A Home Depot bucket at a Home Depot store in Hercules, California, on Feb. 22, 2021.
David Paul Morris | Bloomberg | Getty Images
Home Depot on Tuesday said quarterly sales declined nearly 3% 12 months over 12 months, however it surpassed Wall Street’s earnings and revenue expectations despite the cooler demand.
On a call with CNBC, Chief Financial Officer Richard McPhail said demand dipped all year long as consumers returned to more typical spending patterns. He added that falling lumber prices and rising rates of interest hurt the business.
Home Depot now sees a likelihood to return to growth, McPhail said.
“Our market is on its way back to normal demand conditions,” he said. “We’re not quite there yet, however the pressures we saw in 2023 are receding.”
The house improvement retailer said it expects total sales to grow about 1% in fiscal 2024, which incorporates a further week.

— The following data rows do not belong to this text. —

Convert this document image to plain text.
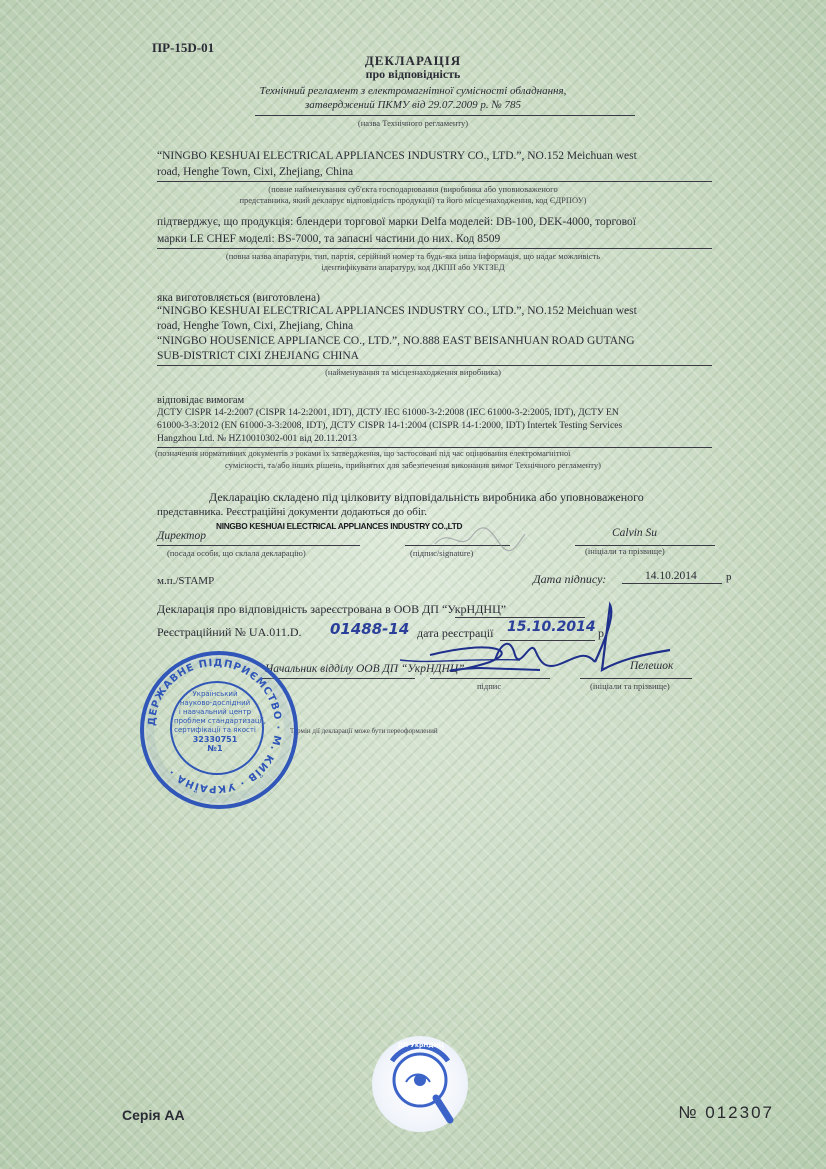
ПР-15D-01
ДЕКЛАРАЦІЯ
про відповідність
Технічний регламент з електромагнітної сумісності обладнання,
затверджений ПКМУ від 29.07.2009 р. № 785
(назва Технічного регламенту)
“NINGBO KESHUAI ELECTRICAL APPLIANCES INDUSTRY CO., LTD.”, NO.152 Meichuan west
road, Henghe Town, Cixi, Zhejiang, China
(повне найменування суб'єкта господарювання (виробника або уповноваженого
представника, який декларує відповідність продукції) та його місцезнаходження, код ЄДРПОУ)
підтверджує, що продукція: блендери торгової марки Delfa моделей: DB-100, DEK-4000, торгової
марки LE CHEF моделі: BS-7000, та запасні частини до них. Код 8509
(повна назва апаратури, тип, партія, серійний номер та будь-яка інша інформація, що надає можливість
ідентифікувати апаратуру, код ДКПП або УКТЗЕД
яка виготовляється (виготовлена)
“NINGBO KESHUAI ELECTRICAL APPLIANCES INDUSTRY CO., LTD.”, NO.152 Meichuan west
road, Henghe Town, Cixi, Zhejiang, China
“NINGBO HOUSENICE APPLIANCE CO., LTD.”, NO.888 EAST BEISANHUAN ROAD GUTANG
SUB-DISTRICT CIXI ZHEJIANG CHINA
(найменування та місцезнаходження виробника)
відповідає вимогам
ДСТУ CISPR 14-2:2007 (CISPR 14-2:2001, IDT), ДСТУ IEC 61000-3-2:2008 (IEC 61000-3-2:2005, IDT), ДСТУ EN
61000-3-3:2012 (EN 61000-3-3:2008, IDT), ДСТУ CISPR 14-1:2004 (CISPR 14-1:2000, IDT) Intertek Testing Services
Hangzhou Ltd. № HZ10010302-001 від 20.11.2013
(позначення нормативних документів з роками їх затвердження, що застосовані під час оцінювання електромагнітної
сумісності, та/або інших рішень, прийнятих для забезпечення виконання вимог Технічного регламенту)
Декларацію складено під цілковиту відповідальність виробника або уповноваженого
представника. Реєстраційні документи додаються до обіг.
NINGBO KESHUAI ELECTRICAL APPLIANCES INDUSTRY CO.,LTD
Директор	Calvin Su
(посада особи, що склала декларацію)	(підпис/signature)	(ініціали та прізвище)
м.п./STAMP	Дата підпису:	14.10.2014	р
Декларація про відповідність зареєстрована в ООВ ДП “УкрНДНЦ”
Реєстраційний № UA.011.D. 01488-14 дата реєстрації 15.10.2014 р.
Начальник відділу ООВ ДП “УкрНДНЦ”	Пелешок
підпис	(ініціали та прізвище)
Термін дії декларації може бути переоформлений
ДЕРЖАВНЕ ПІДПРИЄМСТВО · М. КИЇВ · УКРАЇНА ·
Український
науково-дослідний
і навчальний центр
проблем стандартизації,
сертифікації та якості
32330751
№1
ДП УкрНДНЦ
Серія АА	№ 012307
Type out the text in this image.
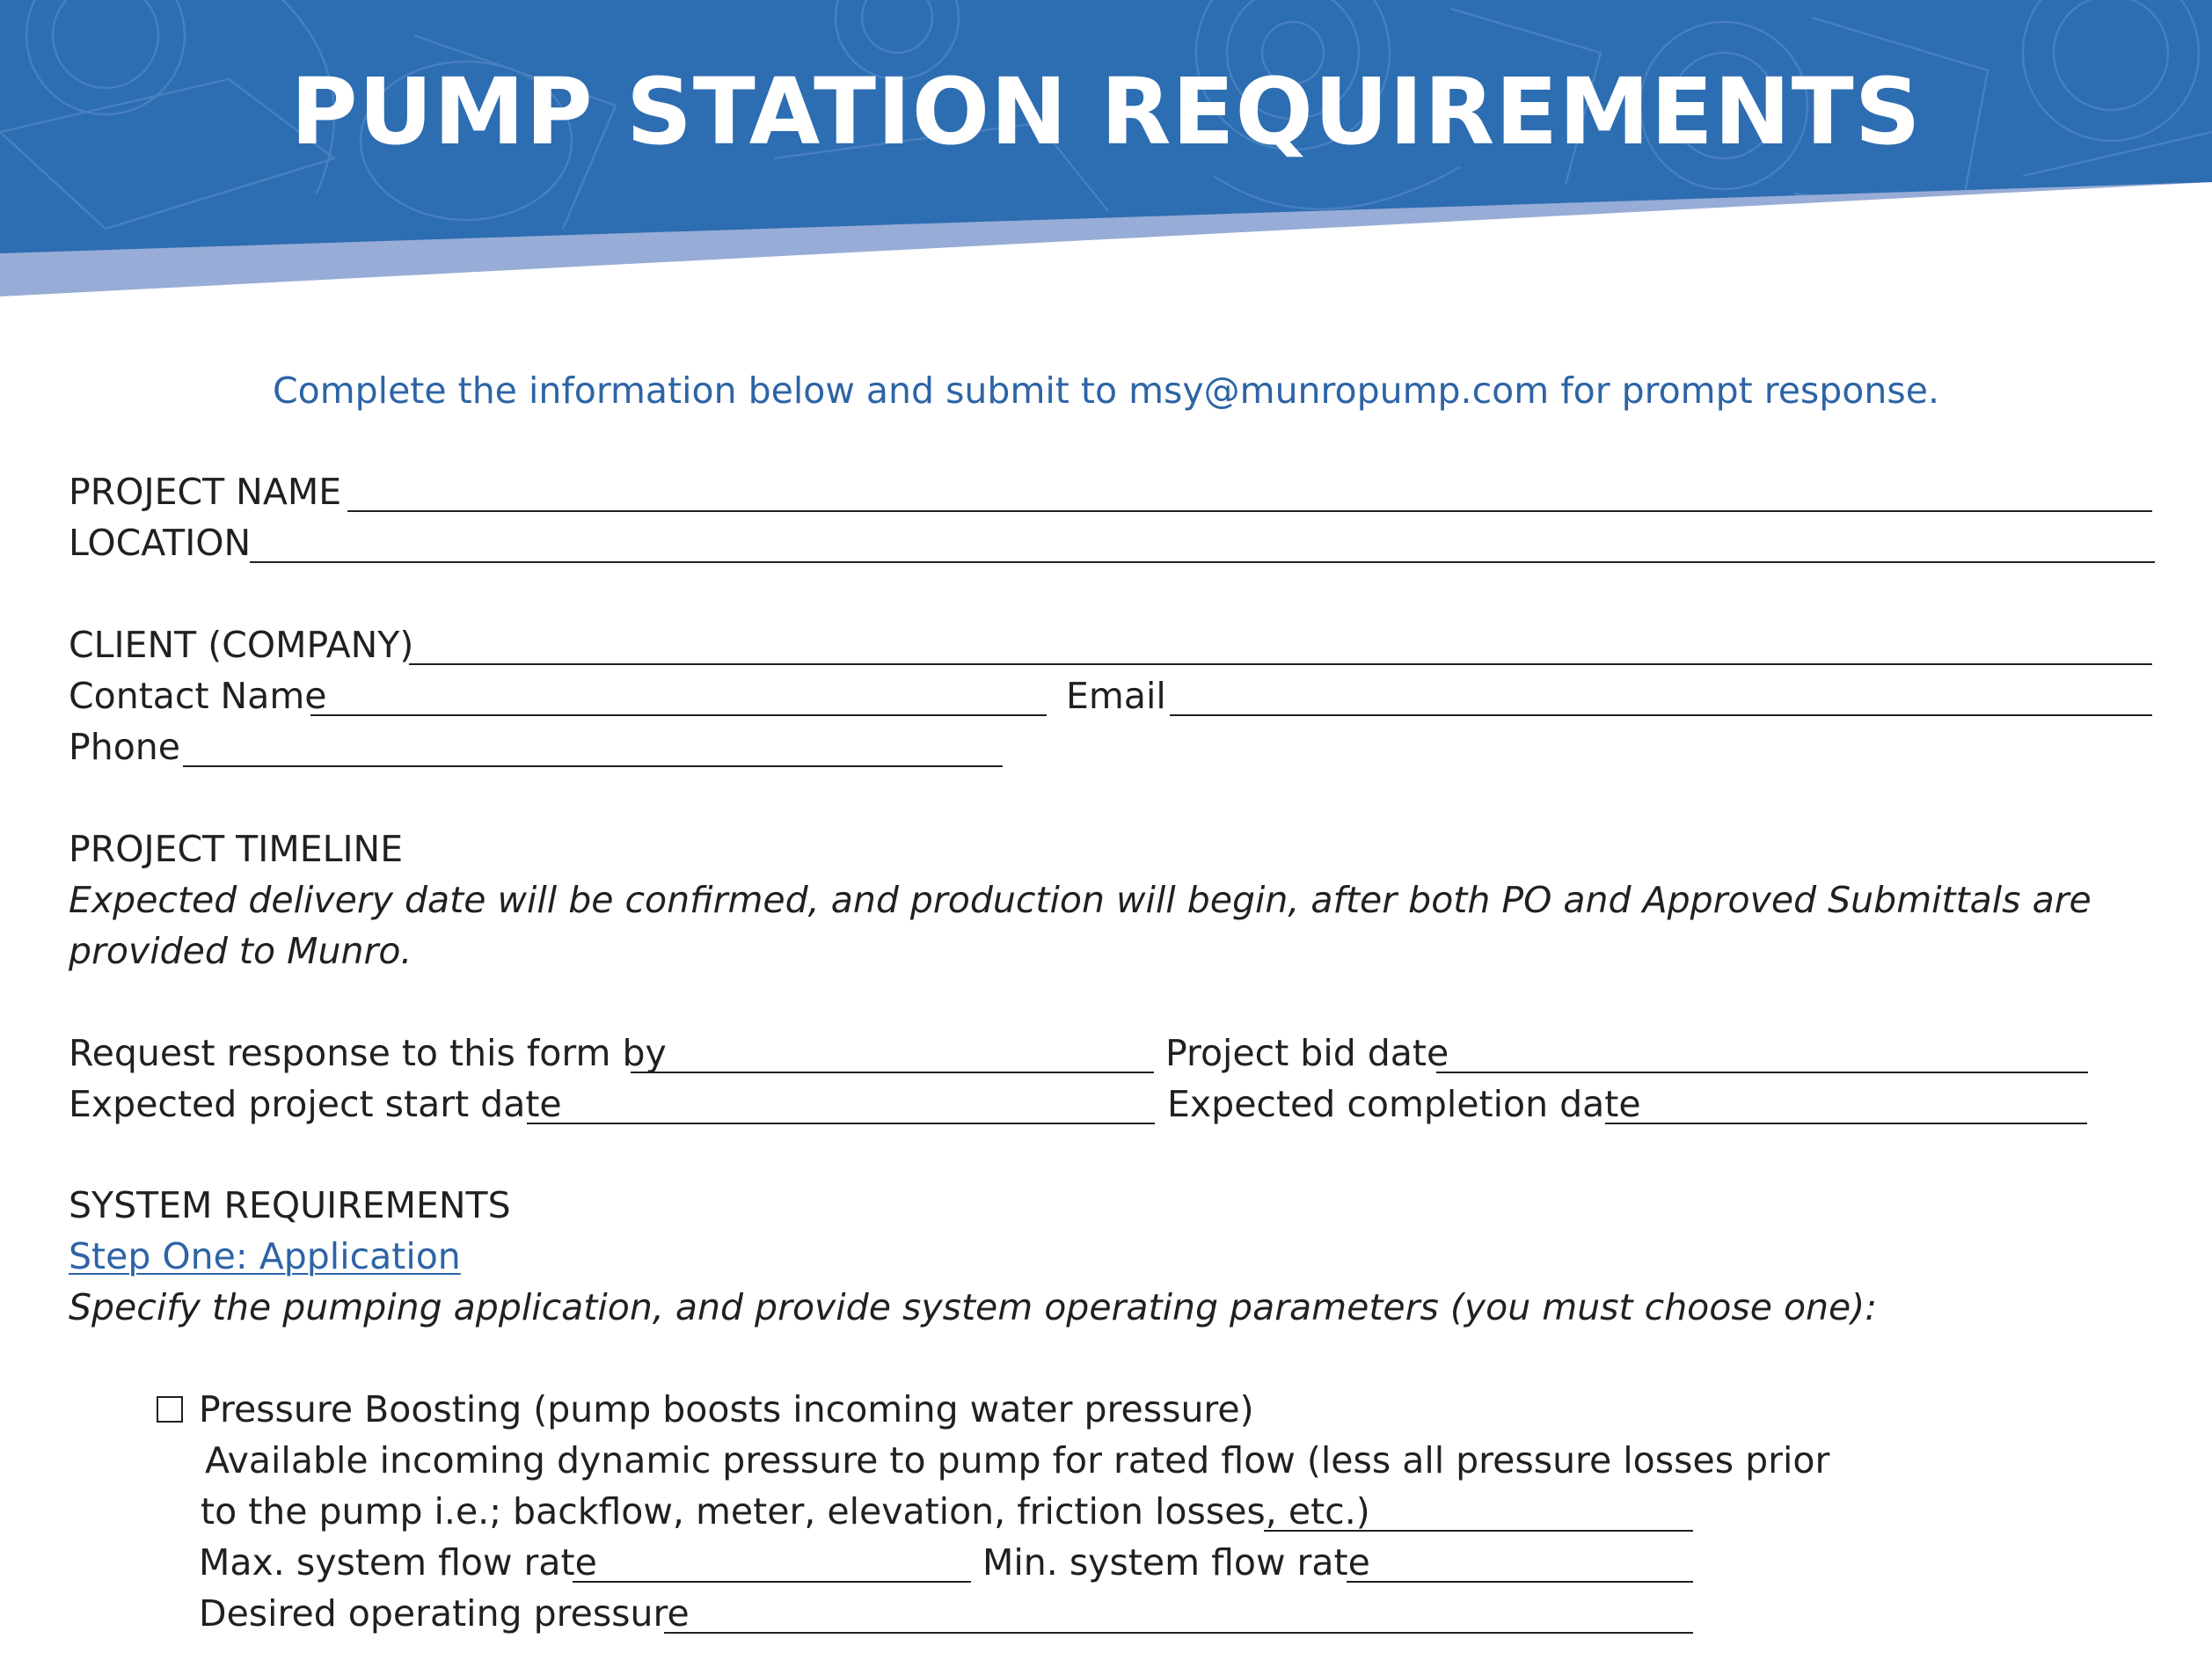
PUMP STATION REQUIREMENTS
Complete the information below and submit to msy@munropump.com for prompt response.
PROJECT NAME
LOCATION
CLIENT (COMPANY)
Contact Name	Email
Phone
PROJECT TIMELINE
Expected delivery date will be confirmed, and production will begin, after both PO and Approved Submittals are
provided to Munro.
Request response to this form by	Project bid date
Expected project start date	Expected completion date
SYSTEM REQUIREMENTS
Step One: Application
Specify the pumping application, and provide system operating parameters (you must choose one):
Pressure Boosting (pump boosts incoming water pressure)
Available incoming dynamic pressure to pump for rated flow (less all pressure losses prior
to the pump i.e.; backflow, meter, elevation, friction losses, etc.)
Max. system flow rate	Min. system flow rate
Desired operating pressure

That compares with a 1.6% increase expected by Wall Street, based on StreetAccount. Nonetheless, Home Depot said it expects comparable sales, which take out the effect of store openings and closures, to say no about 1% during a period without the extra week.
Home Depot anticipates it’ll open a few dozen recent stores over the 12 months.
Here’s what the corporate reported for the three-month period that ended Jan. 28 compared with what Wall Street expected, based on a survey of analysts by LSEG, formerly Refinitiv:
- Earnings per share: $2.82 vs. $2.77 expected
- Revenue: $34.79 billion vs. $34.64 billion expected
Net income for the fiscal fourth quarter fell to $2.80 billion, or $2.82 per share, from $3.36 billion, or $3.30 per share, a 12 months earlier.
Net sales decreased from $35.83 billion within the year-ago period.
Home Depot shares fell barely during early trading Tuesday after the corporate shared its quarterly results and outlook.
Slowdown from pandemic boom
Home Depot has faced a tougher sales backdrop over the past 12 months. The house improvement retailer is following a greater than two-year period when Americans had more money and time to spend on painting and fixing up their homes throughout the Covid-19 pandemic.
About half of Home Depot’s business comes from home professionals and about half comes from do-it-yourself shoppers.
Over the past 12 months, McPhail and CEO Ted Decker described 2023 as “a 12 months of moderation” after the outsize gains throughout the pandemic. On an earnings call Tuesday, Decker compared the pandemic to a “giant hurricane” that created an unusual period of demand.
Home Depot has also felt a pullback in consumer spending, particularly on big-ticket items, as some families postpone discretionary purchases due to inflation, postpone buying a recent home because of upper rates of interest or decide to spend on experiences moderately than goods.
On Tuesday, McPhail told CNBC that customers are still pushing aside larger projects — especially the large-scale jobs that will require a loan — because of upper borrowing costs.
Yet, he said sales throughout the fourth quarter were pretty consistent, apart from a decline in January because of colder and wetter weather. He said that temporary drop didn’t factor into the corporate’s outlook for the 12 months ahead.
Decker said on the earnings call that shoppers showed they’re still willing to spend. Customers bought plenty of holiday decorations throughout the quarter.
The corporate also sold a record variety of totes during a storage event, and appliances was a better-performing category.
“The buyer is healthy and the patron is engaged,” he said. “They’re just engaged at this point in smaller projects.”
Stable prices, but housing market headwinds
Average ticket and customer transactions each declined within the fourth quarter compared with the year-ago period. The common ticket dropped to $88.87 from $90.05 within the year-ago quarter, reflecting a more typical pricing environment, McPhail said.
Prices of things are lower than a 12 months ago, a time when Home Depot and its suppliers handled higher costs of products and transportation rates, McPhail told CNBC. Since August, nonetheless, prices have remained regular.
“Our commentary is prices will likely remain at current levels for a while,” he said.
The housing market has complicated Home Depot’s outlook, too.
Home Depot is “neutral on housing within the short term,” McPhail said on Tuesday’s earnings call.
Home values have skyrocketed greater than 46% since 2019, he said, but turnover has dropped significantly. He said fewer moves have been “possibly offset by some level of improvement in place.”
As of Friday’s close, shares of Home Depot were up nearly 5% this 12 months. That roughly matches the gains of the S&P 500 throughout the same period. The corporate’s shares closed at $362.35 on Friday, bringing Home Depot’s market value to about $360 billion.